De um lado, a imprensa de esquerda enfatiza o drama humano e a resposta estatal. O terremoto é apresentado como tragédia social em uma região pobre, com destaque para o esforço coordenado entre polícia, bombeiros e equipes médicas para buscas, resgate e atendimento pré‑hospitalar. Outro texto reforça a presença de autoridades em campo e a continuidade dos trabalhos de socorro, com o governo contabilizando “48 moradias destruídas e 300 desabrigados” e prometendo barracas, cobertores e “assistência urgente” às famílias afetadas. A ênfase recai na vulnerabilidade das construções de adobe e quincha, que potencializaram os danos.
Já veículos de direita apostam em um registro mais frio, factual e, ao mesmo tempo, simbólico. Um dos relatos sublinha a sequência de dois tremores — 5,1 e 3,7 —, o número exato de casas destruídas e danificadas e a mecânica tectônica do Cinturão de Fogo do Pacífico, que torna o Peru altamente suscetível a abalos sísmicos. Outro texto destaca não só as mortes e os feridos, mas também a destruição da histórica Cruz de Cani, de 1534, transformando o terremoto em abalo também cultural e religioso.

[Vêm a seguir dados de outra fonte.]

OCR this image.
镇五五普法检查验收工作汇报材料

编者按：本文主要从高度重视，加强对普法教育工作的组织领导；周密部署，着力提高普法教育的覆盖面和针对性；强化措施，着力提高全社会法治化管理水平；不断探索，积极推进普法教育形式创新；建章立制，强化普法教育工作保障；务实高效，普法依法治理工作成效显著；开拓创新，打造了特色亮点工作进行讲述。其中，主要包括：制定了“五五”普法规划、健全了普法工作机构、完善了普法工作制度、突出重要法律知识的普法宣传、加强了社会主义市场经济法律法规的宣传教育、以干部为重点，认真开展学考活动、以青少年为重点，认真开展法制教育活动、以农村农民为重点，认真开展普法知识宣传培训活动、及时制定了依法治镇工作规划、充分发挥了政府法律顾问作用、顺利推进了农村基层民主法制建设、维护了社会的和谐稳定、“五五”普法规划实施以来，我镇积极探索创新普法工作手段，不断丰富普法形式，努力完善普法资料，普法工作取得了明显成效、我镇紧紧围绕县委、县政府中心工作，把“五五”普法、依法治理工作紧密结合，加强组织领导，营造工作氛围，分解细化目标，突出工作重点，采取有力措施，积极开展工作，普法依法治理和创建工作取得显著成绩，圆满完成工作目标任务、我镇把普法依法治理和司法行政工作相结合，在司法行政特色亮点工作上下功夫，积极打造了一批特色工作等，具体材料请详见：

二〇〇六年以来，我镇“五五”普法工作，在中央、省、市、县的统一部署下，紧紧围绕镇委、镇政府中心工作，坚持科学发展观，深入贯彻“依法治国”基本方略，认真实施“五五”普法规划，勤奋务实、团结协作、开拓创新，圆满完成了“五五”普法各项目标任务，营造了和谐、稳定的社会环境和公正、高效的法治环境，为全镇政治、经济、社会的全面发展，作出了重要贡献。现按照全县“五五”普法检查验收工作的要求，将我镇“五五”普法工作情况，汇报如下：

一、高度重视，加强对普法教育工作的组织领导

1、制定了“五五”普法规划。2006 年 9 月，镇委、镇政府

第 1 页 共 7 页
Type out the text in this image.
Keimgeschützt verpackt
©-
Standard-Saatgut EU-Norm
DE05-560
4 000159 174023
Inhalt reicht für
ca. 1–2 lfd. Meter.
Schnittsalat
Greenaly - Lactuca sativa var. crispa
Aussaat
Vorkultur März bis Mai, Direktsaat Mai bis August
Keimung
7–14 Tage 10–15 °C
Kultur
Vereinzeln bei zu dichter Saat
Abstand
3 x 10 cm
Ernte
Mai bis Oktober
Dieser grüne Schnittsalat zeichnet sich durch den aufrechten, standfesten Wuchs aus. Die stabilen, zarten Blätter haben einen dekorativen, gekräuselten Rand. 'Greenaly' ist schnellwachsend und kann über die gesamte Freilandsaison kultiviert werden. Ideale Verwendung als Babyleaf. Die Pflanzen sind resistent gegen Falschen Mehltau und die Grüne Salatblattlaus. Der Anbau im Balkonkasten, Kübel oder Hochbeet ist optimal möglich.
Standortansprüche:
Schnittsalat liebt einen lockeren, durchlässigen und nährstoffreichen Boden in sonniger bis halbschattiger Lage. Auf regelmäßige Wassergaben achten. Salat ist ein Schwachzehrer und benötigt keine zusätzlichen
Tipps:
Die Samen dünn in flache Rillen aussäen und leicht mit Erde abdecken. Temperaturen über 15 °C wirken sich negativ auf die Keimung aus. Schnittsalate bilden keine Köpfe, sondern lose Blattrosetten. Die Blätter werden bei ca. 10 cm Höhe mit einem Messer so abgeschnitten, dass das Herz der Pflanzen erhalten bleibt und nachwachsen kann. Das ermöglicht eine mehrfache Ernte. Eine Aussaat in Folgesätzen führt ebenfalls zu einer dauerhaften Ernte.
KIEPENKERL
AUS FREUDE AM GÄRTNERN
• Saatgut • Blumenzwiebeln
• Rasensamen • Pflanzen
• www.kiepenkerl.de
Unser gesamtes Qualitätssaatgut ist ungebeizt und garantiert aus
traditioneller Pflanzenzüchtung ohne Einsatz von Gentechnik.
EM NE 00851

Se a esquerda olha primeiro para o Estado e a desigualdade estrutural, a direita olha para a força da natureza, para o patrimônio religioso e para a geografia sísmica. Em comum, as duas narrativas convergem em um ponto: a fragilidade das moradias e a dependência de um socorro rápido num país que vive sobre uma falha tectônica permanentemente acordada.